The present study aimed to compare the clinical efficacy of autologous A-PRF and CTG in the management of Miller’s Class I and Class II maxillary gingival recession defects in conjunction with CAF. A-PRF has high concentration of growth factors, which are released slowly and gradually. A-PRF has a membrane-like structure, that can be used as a grafting material without any second surgery. For these reasons we compare the clinical outcomes of A-PRF and CTG, in order to know if A-PRF can be an alternative for CTG in the near future.
The clinical parameters were tested at the baseline for both groups, there was no significant differences, which decrease the risk for bias later on.
After 3 and 6 months, the clinical parameters were evaluated again, this period of time as a reference is sufficient for the assessment of clinical outcomes according to Oncu et al.[10] Intra-group analysis showed a significant reduction in RH, RW from baseline to 6 months in both groups respectively (p ≤ 0.05). Many studies were done to assess the RC% for CAF + A-PRF, it ranged from 58–80%, these results are in accordance with our study (67.2%).[11],[12],[13],[14],[15] Other studies assess the RC% when using CAF + CTG, it was ranged from 77–96.9%, and these results are also similar to our study (86.6%).[16],[17]

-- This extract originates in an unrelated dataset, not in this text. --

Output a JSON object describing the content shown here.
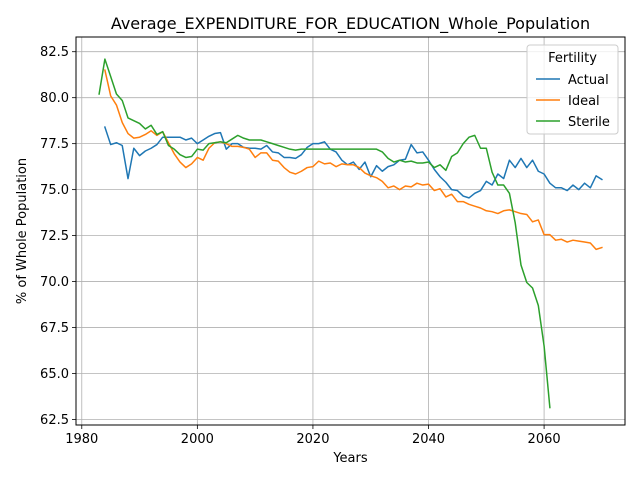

Keratinized tissue width around natural teeth is crucial for maintaining oral hygiene and aesthetics.[18] In our study significantly greater KTH was noted among group II (CAF + CTG) as compared to group I (CAF + A-PRF) at the end of 3 & 6 months, this might be attributed to the inherent characteristics of the connective tissue graft having the ability of genetic determinants for the overlying epithelium.
For RH, RW, WAG, CAL, and KTH significant improvements were seen in both groups at 3 and 6 months.
These results were in accordance with other clinical trials.[19],[20],[21] However, group II (CAF + CTG) showed better improvement in these parameters as compared with group I (CAF + A-PRF), and this is in accordance with results obtained by Aldana et al.[22] While, few studies showed no significant difference between them.[23]
Optimal aesthetic integration of tissues is also critical for success. Hence, the present study followed RES for esthetic evaluation given by Cairo et al.[24] The mean RES scores at the end of 6 months were 8.27 ± 1.43 and 9.40 ± 1.24 in group I and II respectively, concluding that CAF + CTG group had a significantly greater value and further VAS-E scores reported by the study participants followed a similar trend. Pairwise analysis showed a statistically significant difference in VAS-E scores between group I & II. The addition of biomaterials beneath coronally advanced flaps might have influenced the patient’s perception.
Addition of a bio-healing material like CTG or A-PRF may improve the long-term stability of treated sites. In the current study, group II (CAF + CTG) sites showed significantly greater improvement in recession parameters than group I (CAF + A-PRF) (p < 0.05), therefore, CTG is considered the gold standard for achieving high-level root coverage and shows a great degree of predictability.[4] However, the procurement of CTG, is technique sensitive and involves an additional surgical site which may cause patient morbidity. In a study, comparing CTG and A-PRF in the treatment of gingival recession, it was concluded that the A-PRF group exhibited early vascularization in wounds.[25] Literature shows that A-PRF is an ideal bio-healing material with a positive wound healing response in gingival recession management. Limitations in the current study include; discrepancy in biotype distribution at baseline, which could be attributed to the randomization technique being followed, which further would have influenced the outcome. Short-term follow-up and lower sample size were the other potential drawbacks of the present study.